Last week Jodi Schneider and I gave a talk at Code4Lib 2009 in Providence, RI: “What We Talk About When We Talk About FRBR.”
When vendors talk about FRBRization they usually mean grouping manifestations into works. When we talk about FRBR, we mean something far richer and rewarding. What FRBRization algorithms are available and in use now, how well do they work, and how do they present the relationships? We’ll look at the LC FRBR Display Tool, OCLC’s work-set algorithm, LibraryThing’s user-contributed groupings, and VTLS’s system. We’ll discuss their benefits, flaws, and what we need for the future.
In the talk we set out our ideas of weak, strong and complete FRBRization. Weak FRBRization is where we’re mostly at now, with work-set groupings. Strong FRBRization means that all the Group 1 entities (Work, Expression, Manifestation, and Item) are handled and their relationships fully described. Complete FRBRization means that all entities and their relationships are fully described and and all of this is described using standard vocabularies and expressed as linked data.

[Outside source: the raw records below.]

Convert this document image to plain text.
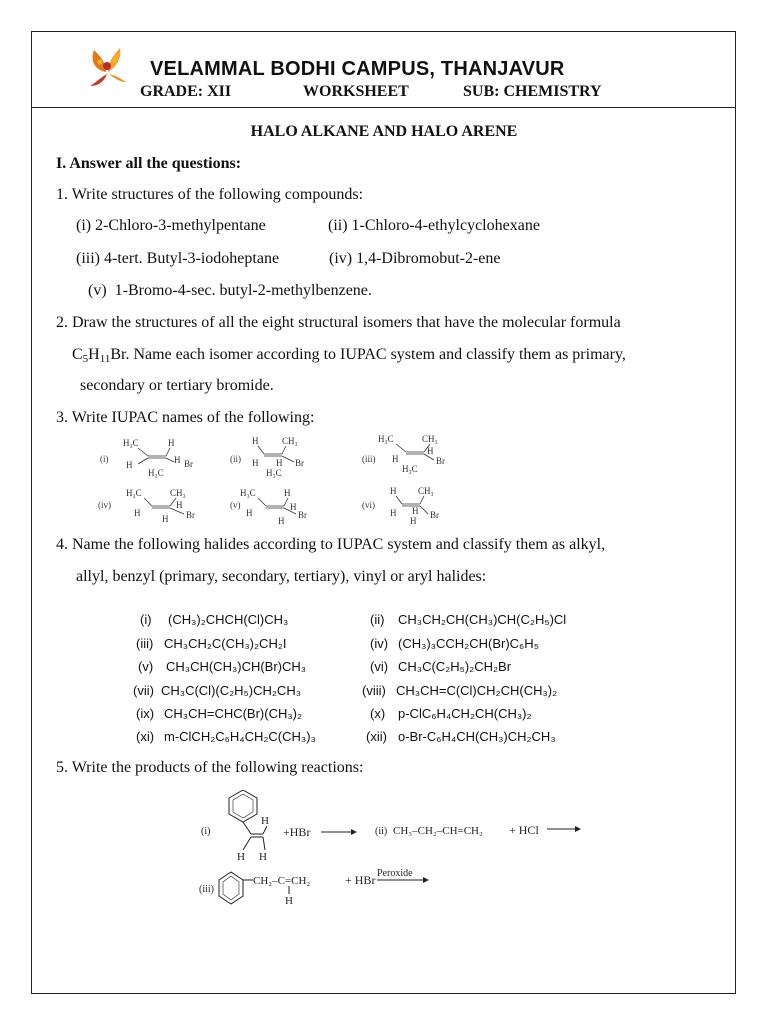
VELAMMAL BODHI CAMPUS, THANJAVUR
GRADE: XII	WORKSHEET	SUB: CHEMISTRY
HALO ALKANE AND HALO ARENE
I. Answer all the questions:
1. Write structures of the following compounds:
(i) 2-Chloro-3-methylpentane	(ii) 1-Chloro-4-ethylcyclohexane
(iii) 4-tert. Butyl-3-iodoheptane	(iv) 1,4-Dibromobut-2-ene
(v)  1-Bromo-4-sec. butyl-2-methylbenzene.
2. Draw the structures of all the eight structural isomers that have the molecular formula
$C_5H_{11}Br$. Name each isomer according to IUPAC system and classify them as primary,
secondary or tertiary bromide.
3. Write IUPAC names of the following:
(i)
H₃C	H
H	H Br
H₃C
(ii)
H	CH₃
H H Br
H₃C
(iii)
H₃C	CH₃
H
H
Br
H₃C
(iv)
H₃C	CH₃
H
H
Br
H
(v)
H₃C	H
H
H
Br
H
(vi)
H CH₃
H H Br
H
4. Name the following halides according to IUPAC system and classify them as alkyl,
allyl, benzyl (primary, secondary, tertiary), vinyl or aryl halides:
(i) (CH₃)₂CHCH(Cl)CH₃	(ii) CH₃CH₂CH(CH₃)CH(C₂H₅)Cl
(iii) CH₃CH₂C(CH₃)₂CH₂I	(iv) (CH₃)₃CCH₂CH(Br)C₆H₅
(v) CH₃CH(CH₃)CH(Br)CH₃	(vi) CH₃C(C₂H₅)₂CH₂Br
(vii) CH₃C(Cl)(C₂H₅)CH₂CH₃	(viii) CH₃CH=C(Cl)CH₂CH(CH₃)₂
(ix) CH₃CH=CHC(Br)(CH₃)₂	(x) p-ClC₆H₄CH₂CH(CH₃)₂
(xi) m-ClCH₂C₆H₄CH₂C(CH₃)₃	(xii) o-Br-C₆H₄CH(CH₃)CH₂CH₃
5. Write the products of the following reactions:
(i)
H
H H
+HBr	(ii) CH₃–CH₂–CH=CH₂ + HCl
(iii)
CH₂–C=CH₂
H
+ HBr Peroxide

We ended by asking everyone to work on three things over the next year:
- Demand strong FRBRization.
- Build linked data.
- Create the algorithms.
Like all the talks it was recorded and a video will go up soon. I’ll link to it when it does. In the meantime, there are these:
Here are links to the entity-relationship diagrams we used to illustrate weak, strong, and complete FRBRization:
Jodi and I had never in person until Code4Lib, though we’ve known each other online for quite a while. We put our proposal together in half an hour, chatting in IRC while we edited a Google doc, three hours before the deadline. It all turned out very well and I was delighted to have her as a partner. The conference was great. I’ll be back next year.